Richard Smalley dies at 62

I can't properly give this man credit for his accomplishments. Please click here for a better eulogy. This Nobel Laureate and Nanotechnology pioneer taught at Rice University since 1976. I first read about this man in my high school chemistry book, and then had the privilege of visiting Rice University and seeing him in flesh and blood, working in his laboratory. I knew at the time who I was seeing, and that moment was one of the pivotal moments of my life. It steeled my resolve to follow in the footsteps of the great scientists that have contributed to our knowledge of the universe. Professor Smalley was a great loss not only to the world, but also to me.

Richard Feynman

One of the most admired and influential physicists of the 20th century, Richard Feynman was a great man in more ways than one. He was obviously highly intelligent, but he was also charming, funny, and an eloquent orator. He is probably the greatest lecturer Caltech has ever seen, and one of the best students to pass through the halls of MIT. I believe MIT recognized that fact when they named him a Putnam Fellow the same year he graduated. His graduate work at Princeton layed the foundation for the "path integral" approach in quantum physics and Feynman diagrams. He was eccentric and free-spirited. A few of his many, many dictated words are below.
    To those who do not know mathematics it is difficult to get across a real feeling as to the beauty, the deepest beauty, of nature...If you want to learn about nature, to appreciate nature, it is necessary to understand the language that she speaks.

    When you are solving a problem, don't worry. Now, after you have solved the problem, then that's the time to worry.

    The wonderful thing about science is that it's alive.

    Dear Mrs. Chown, Ignore your son's attempts to teach you physics. Physics isn't the most important thing. Love is. Best wishes, Richard Feynman.

from wikipedia.org:

It is also worth recalling a question Richard Feynman raised while exploring the capabilities of mechanical calculators at Los Alamos, during the Manhattan Project. In a letter to his wife, Arline Feynman, he pointed out that the decimal expansion of the fraction 1/243 repeats in a rather amusing way:

1/243 = 0.00411522633744...

This letter irritated the censor reading mail between Los Alamos and the outside world, who feared that strings of numbers may communicate technical secrets. Gleefully, Feynman pointed out that if you actually do divide 1 by 243, you do get that string of digits, so there cannot be more "information" in the long string of numbers than there is in the single number 243. This illustrates how "information" can be a subtle concept; is there more information in pi, for example, than in the definition of a circle?
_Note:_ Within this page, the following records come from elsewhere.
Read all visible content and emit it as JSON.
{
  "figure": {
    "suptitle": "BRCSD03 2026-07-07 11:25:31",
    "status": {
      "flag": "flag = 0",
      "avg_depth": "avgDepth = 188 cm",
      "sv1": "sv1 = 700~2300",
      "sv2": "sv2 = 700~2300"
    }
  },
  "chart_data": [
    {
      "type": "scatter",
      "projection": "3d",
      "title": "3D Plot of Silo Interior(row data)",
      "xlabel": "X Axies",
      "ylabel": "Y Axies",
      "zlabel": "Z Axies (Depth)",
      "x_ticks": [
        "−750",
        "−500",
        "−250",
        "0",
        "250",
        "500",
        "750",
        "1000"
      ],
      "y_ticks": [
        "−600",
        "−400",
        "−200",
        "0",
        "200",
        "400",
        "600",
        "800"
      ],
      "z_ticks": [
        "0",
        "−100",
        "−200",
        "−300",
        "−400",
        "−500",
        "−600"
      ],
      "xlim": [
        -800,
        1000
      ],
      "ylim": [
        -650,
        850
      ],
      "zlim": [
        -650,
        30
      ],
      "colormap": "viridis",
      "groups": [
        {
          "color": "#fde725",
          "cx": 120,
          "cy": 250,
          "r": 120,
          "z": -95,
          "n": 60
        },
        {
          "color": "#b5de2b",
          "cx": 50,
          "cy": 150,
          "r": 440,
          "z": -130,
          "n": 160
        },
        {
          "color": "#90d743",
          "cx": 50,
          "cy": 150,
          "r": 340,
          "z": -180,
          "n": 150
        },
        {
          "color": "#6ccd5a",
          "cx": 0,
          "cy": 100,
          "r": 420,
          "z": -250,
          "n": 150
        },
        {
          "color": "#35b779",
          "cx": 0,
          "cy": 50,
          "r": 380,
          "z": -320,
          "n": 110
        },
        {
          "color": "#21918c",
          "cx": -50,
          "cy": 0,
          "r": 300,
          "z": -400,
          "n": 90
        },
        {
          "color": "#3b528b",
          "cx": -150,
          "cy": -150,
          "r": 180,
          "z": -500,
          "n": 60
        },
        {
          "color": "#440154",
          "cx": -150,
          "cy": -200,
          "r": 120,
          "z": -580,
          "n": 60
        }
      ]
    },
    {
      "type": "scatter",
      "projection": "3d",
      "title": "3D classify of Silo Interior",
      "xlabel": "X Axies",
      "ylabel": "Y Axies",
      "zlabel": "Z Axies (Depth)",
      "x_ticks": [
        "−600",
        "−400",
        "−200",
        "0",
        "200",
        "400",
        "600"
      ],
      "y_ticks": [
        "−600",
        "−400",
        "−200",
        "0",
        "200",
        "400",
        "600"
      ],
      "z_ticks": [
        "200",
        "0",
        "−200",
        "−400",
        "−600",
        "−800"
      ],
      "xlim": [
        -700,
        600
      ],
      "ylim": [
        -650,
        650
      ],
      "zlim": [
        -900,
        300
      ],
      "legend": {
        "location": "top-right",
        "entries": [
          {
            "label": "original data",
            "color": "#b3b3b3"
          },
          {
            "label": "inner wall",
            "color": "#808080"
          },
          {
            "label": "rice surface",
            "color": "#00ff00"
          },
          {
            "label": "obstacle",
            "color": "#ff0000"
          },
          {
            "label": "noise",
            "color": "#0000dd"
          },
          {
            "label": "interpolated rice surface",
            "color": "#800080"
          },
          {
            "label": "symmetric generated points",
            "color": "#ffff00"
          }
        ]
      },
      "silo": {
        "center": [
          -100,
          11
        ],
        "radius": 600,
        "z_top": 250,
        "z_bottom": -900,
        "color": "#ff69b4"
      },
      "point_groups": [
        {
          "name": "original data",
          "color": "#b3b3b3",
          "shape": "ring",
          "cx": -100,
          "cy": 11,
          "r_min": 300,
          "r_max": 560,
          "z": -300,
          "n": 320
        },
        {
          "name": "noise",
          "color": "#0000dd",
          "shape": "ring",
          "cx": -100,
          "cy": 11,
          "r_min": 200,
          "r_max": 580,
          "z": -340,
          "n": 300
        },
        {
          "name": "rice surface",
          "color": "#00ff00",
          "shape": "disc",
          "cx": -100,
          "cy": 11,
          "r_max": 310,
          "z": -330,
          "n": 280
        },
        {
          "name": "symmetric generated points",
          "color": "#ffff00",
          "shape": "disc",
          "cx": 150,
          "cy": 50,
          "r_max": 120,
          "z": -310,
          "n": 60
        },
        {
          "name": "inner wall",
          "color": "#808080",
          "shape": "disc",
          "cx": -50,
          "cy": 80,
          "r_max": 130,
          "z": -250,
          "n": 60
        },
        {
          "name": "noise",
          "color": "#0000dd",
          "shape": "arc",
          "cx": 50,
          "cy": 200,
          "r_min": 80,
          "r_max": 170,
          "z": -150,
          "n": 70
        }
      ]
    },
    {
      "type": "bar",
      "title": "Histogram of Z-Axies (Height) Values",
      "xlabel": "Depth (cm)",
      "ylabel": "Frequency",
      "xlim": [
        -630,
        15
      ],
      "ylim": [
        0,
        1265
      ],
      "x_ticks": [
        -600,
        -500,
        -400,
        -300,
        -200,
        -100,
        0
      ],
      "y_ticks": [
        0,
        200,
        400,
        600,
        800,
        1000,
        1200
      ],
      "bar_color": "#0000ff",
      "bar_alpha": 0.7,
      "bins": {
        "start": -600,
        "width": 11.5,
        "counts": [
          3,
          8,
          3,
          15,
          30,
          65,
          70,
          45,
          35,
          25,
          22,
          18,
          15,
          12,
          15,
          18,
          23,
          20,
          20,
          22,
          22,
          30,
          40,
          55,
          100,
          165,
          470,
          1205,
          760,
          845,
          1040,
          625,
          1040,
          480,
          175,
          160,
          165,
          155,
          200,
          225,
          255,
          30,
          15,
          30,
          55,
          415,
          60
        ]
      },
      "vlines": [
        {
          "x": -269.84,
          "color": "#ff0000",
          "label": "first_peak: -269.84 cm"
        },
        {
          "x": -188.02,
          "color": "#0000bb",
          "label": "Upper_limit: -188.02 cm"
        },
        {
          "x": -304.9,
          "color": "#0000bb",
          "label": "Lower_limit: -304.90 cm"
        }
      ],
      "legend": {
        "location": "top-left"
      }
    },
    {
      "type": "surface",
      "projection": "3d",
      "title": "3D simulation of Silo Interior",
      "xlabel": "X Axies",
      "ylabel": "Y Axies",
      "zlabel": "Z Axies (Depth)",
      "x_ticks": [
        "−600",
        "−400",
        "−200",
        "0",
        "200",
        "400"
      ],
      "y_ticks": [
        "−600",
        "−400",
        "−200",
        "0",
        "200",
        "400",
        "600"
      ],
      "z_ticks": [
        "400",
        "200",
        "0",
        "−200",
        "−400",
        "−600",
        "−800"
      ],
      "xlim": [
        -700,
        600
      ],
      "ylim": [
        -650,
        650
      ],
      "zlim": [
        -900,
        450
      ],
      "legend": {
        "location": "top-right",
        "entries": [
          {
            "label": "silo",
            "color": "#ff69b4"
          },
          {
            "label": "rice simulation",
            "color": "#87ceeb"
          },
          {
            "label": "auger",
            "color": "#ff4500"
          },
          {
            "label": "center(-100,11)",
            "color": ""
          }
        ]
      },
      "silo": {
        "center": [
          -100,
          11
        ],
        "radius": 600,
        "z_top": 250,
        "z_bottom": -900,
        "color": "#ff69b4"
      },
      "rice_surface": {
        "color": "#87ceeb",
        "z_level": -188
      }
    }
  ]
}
Hopefully, now that you're thinking, I can lay one more on you. Philosophers think deeply about abstract questions. Albert Einstein asked the question "Did God have any choice in creating the Universe?" Averroes proposed that not even God could create a triangle whose internal angles did not add up to 180 degrees. Carl Sagan believed that "the idea that God is an oversized white male with a flowing beard, who sits in the sky and tallies the fall of every sparrow is ludicrous. But if by God, one means the set of physical laws that govern the universe, then clearly there is such a God. This God is emotionally unsatisfying...it does not make much sense to pray to the law of gravity."